Practical Tips for Parents

  1. Lead by Example: Children are more likely to adopt healthy habits if they see their parents and caregivers practicing them. Make healthy eating and regular exercise a family affair.
  2. Meal planning: Create meal plans that include a variety of whole foods. Focus on preparing meals that are both nutritious and appealing to children. Involve them in meal preparation to make it a fun and educational activity.
  3. Limit Screen Time: Encourage activities that get children moving instead of sitting in front of screens for long periods. Set limits on screen time and promote outdoor play.
  4. Educate About Nutrition: Teach children about the benefits of healthy eating and the importance of making nutritious food choices. Use simple, age-appropriate language to explain how different foods affect their bodies.
  5. Make Exercise Fun: Find physical activities that your children enjoy. Whether it’s dancing, hiking, or playing a sport, the key is to make exercise enjoyable so that they look forward to it.

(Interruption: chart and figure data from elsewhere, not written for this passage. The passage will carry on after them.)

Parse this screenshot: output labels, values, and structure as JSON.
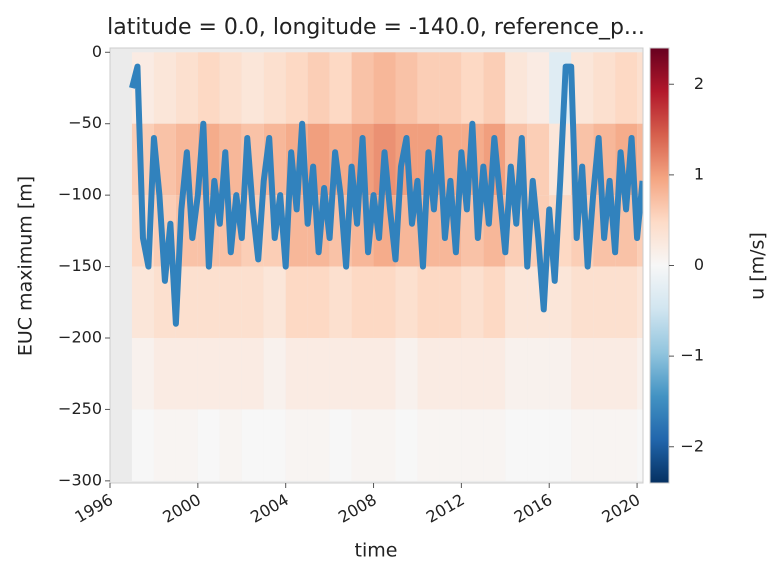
{
  "chart_data": {
    "type": "heatmap",
    "title": "latitude = 0.0, longitude = -140.0, reference_p...",
    "xlabel": "time",
    "ylabel": "EUC maximum [m]",
    "colorbar_label": "u [m/s]",
    "colormap": "RdBu_r",
    "xlim": [
      1996,
      2020.27
    ],
    "ylim": [
      -301.5,
      3
    ],
    "xticks": [
      1996,
      2000,
      2004,
      2008,
      2012,
      2016,
      2020
    ],
    "yticks": [
      {
        "value": -300,
        "label": "−300"
      },
      {
        "value": -250,
        "label": "−250"
      },
      {
        "value": -200,
        "label": "−200"
      },
      {
        "value": -150,
        "label": "−150"
      },
      {
        "value": -100,
        "label": "−100"
      },
      {
        "value": -50,
        "label": "−50"
      },
      0
    ],
    "clim": [
      -2.4,
      2.4
    ],
    "cticks": [
      {
        "value": -2,
        "label": "−2"
      },
      {
        "value": -1,
        "label": "−1"
      },
      0,
      1,
      2
    ],
    "heatmap": {
      "x_bins": [
        1997,
        1998,
        1999,
        2000,
        2001,
        2002,
        2003,
        2004,
        2005,
        2006,
        2007,
        2008,
        2009,
        2010,
        2011,
        2012,
        2013,
        2014,
        2015,
        2016,
        2017,
        2018,
        2019,
        2020,
        2020.27
      ],
      "y_bins": [
        0,
        -50,
        -100,
        -150,
        -200,
        -250,
        -300
      ],
      "values": [
        [
          0.2,
          0.6,
          0.5,
          0.3,
          0.1,
          0.0
        ],
        [
          0.3,
          0.7,
          0.6,
          0.4,
          0.2,
          0.05
        ],
        [
          0.4,
          0.8,
          0.7,
          0.4,
          0.2,
          0.05
        ],
        [
          0.5,
          0.9,
          0.7,
          0.4,
          0.2,
          0.0
        ],
        [
          0.4,
          0.8,
          0.7,
          0.4,
          0.2,
          0.05
        ],
        [
          0.3,
          0.7,
          0.6,
          0.4,
          0.2,
          0.0
        ],
        [
          0.4,
          0.8,
          0.6,
          0.3,
          0.1,
          0.0
        ],
        [
          0.5,
          0.9,
          0.8,
          0.5,
          0.2,
          0.05
        ],
        [
          0.6,
          1.0,
          0.8,
          0.5,
          0.2,
          0.05
        ],
        [
          0.5,
          0.9,
          0.7,
          0.4,
          0.2,
          0.0
        ],
        [
          0.7,
          1.0,
          0.8,
          0.5,
          0.2,
          0.05
        ],
        [
          0.8,
          1.1,
          0.9,
          0.5,
          0.2,
          0.05
        ],
        [
          0.7,
          1.0,
          0.8,
          0.4,
          0.1,
          0.0
        ],
        [
          0.6,
          1.0,
          0.8,
          0.5,
          0.2,
          0.05
        ],
        [
          0.6,
          0.9,
          0.8,
          0.5,
          0.2,
          0.05
        ],
        [
          0.5,
          0.9,
          0.7,
          0.4,
          0.2,
          0.05
        ],
        [
          0.6,
          1.0,
          0.8,
          0.5,
          0.2,
          0.05
        ],
        [
          0.3,
          0.7,
          0.6,
          0.3,
          0.1,
          0.0
        ],
        [
          0.2,
          0.6,
          0.6,
          0.3,
          0.1,
          0.0
        ],
        [
          -0.3,
          0.3,
          0.5,
          0.3,
          0.1,
          0.0
        ],
        [
          0.3,
          0.7,
          0.6,
          0.4,
          0.2,
          0.05
        ],
        [
          0.4,
          0.8,
          0.7,
          0.4,
          0.2,
          0.05
        ],
        [
          0.5,
          0.9,
          0.7,
          0.4,
          0.2,
          0.05
        ],
        [
          0.4,
          0.8,
          0.6,
          0.3,
          0.1,
          0.0
        ]
      ]
    },
    "series": [
      {
        "color": "#3182bd",
        "x": [
          1997.0,
          1997.25,
          1997.5,
          1997.75,
          1998.0,
          1998.25,
          1998.5,
          1998.75,
          1999.0,
          1999.25,
          1999.5,
          1999.75,
          2000.0,
          2000.25,
          2000.5,
          2000.75,
          2001.0,
          2001.25,
          2001.5,
          2001.75,
          2002.0,
          2002.25,
          2002.5,
          2002.75,
          2003.0,
          2003.25,
          2003.5,
          2003.75,
          2004.0,
          2004.25,
          2004.5,
          2004.75,
          2005.0,
          2005.25,
          2005.5,
          2005.75,
          2006.0,
          2006.25,
          2006.5,
          2006.75,
          2007.0,
          2007.25,
          2007.5,
          2007.75,
          2008.0,
          2008.25,
          2008.5,
          2008.75,
          2009.0,
          2009.25,
          2009.5,
          2009.75,
          2010.0,
          2010.25,
          2010.5,
          2010.75,
          2011.0,
          2011.25,
          2011.5,
          2011.75,
          2012.0,
          2012.25,
          2012.5,
          2012.75,
          2013.0,
          2013.25,
          2013.5,
          2013.75,
          2014.0,
          2014.25,
          2014.5,
          2014.75,
          2015.0,
          2015.25,
          2015.5,
          2015.75,
          2016.0,
          2016.25,
          2016.5,
          2016.75,
          2017.0,
          2017.25,
          2017.5,
          2017.75,
          2018.0,
          2018.25,
          2018.5,
          2018.75,
          2019.0,
          2019.25,
          2019.5,
          2019.75,
          2020.0,
          2020.25
        ],
        "values": [
          -25,
          -10,
          -130,
          -150,
          -60,
          -100,
          -160,
          -120,
          -190,
          -110,
          -70,
          -130,
          -100,
          -50,
          -150,
          -90,
          -120,
          -70,
          -140,
          -100,
          -130,
          -60,
          -110,
          -145,
          -90,
          -60,
          -130,
          -100,
          -150,
          -70,
          -110,
          -50,
          -120,
          -80,
          -140,
          -95,
          -130,
          -70,
          -100,
          -150,
          -80,
          -120,
          -60,
          -140,
          -100,
          -130,
          -70,
          -110,
          -145,
          -80,
          -60,
          -120,
          -90,
          -150,
          -70,
          -110,
          -60,
          -130,
          -90,
          -140,
          -70,
          -110,
          -50,
          -130,
          -80,
          -120,
          -60,
          -100,
          -140,
          -80,
          -120,
          -60,
          -150,
          -90,
          -130,
          -180,
          -110,
          -160,
          -90,
          -10,
          -10,
          -130,
          -80,
          -150,
          -100,
          -60,
          -130,
          -90,
          -140,
          -70,
          -110,
          -60,
          -130,
          -90
        ]
      }
    ]
  }
}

As we celebrate our younger generation on International Children’s Day, let’s commit to addressing the issue of childhood obesity by promoting a culture of healthy lifestyles. By adopting a low-carb, whole foods diet and encouraging regular exercise, it is possible for children to achieve, and maintain, a healthy weight. This way we support their optimal development, not only physically, but emotionally too. Together, we can create a healthier future for our children, ensuring they grow up strong, happy, and ready to take on the world.



  • World Health Organization. (n.d.). Obesity and Overweight. Retrieved from WHO
  • Centers for Disease Control and Prevention. (n.d.). Childhood Obesity Facts. Retrieved from CDC
  • Noakes, T., & Volek, J. S. (2014). The Real Meal Revolution: The Radical, Sustainable Approach to Healthy Eating. Penguin Random House South Africa.
  • Teicholz, N. (2014). The Big Fat Surprise: Why Butter, Meat, and Cheese Belong in a Healthy Diet. Simon & Schuster.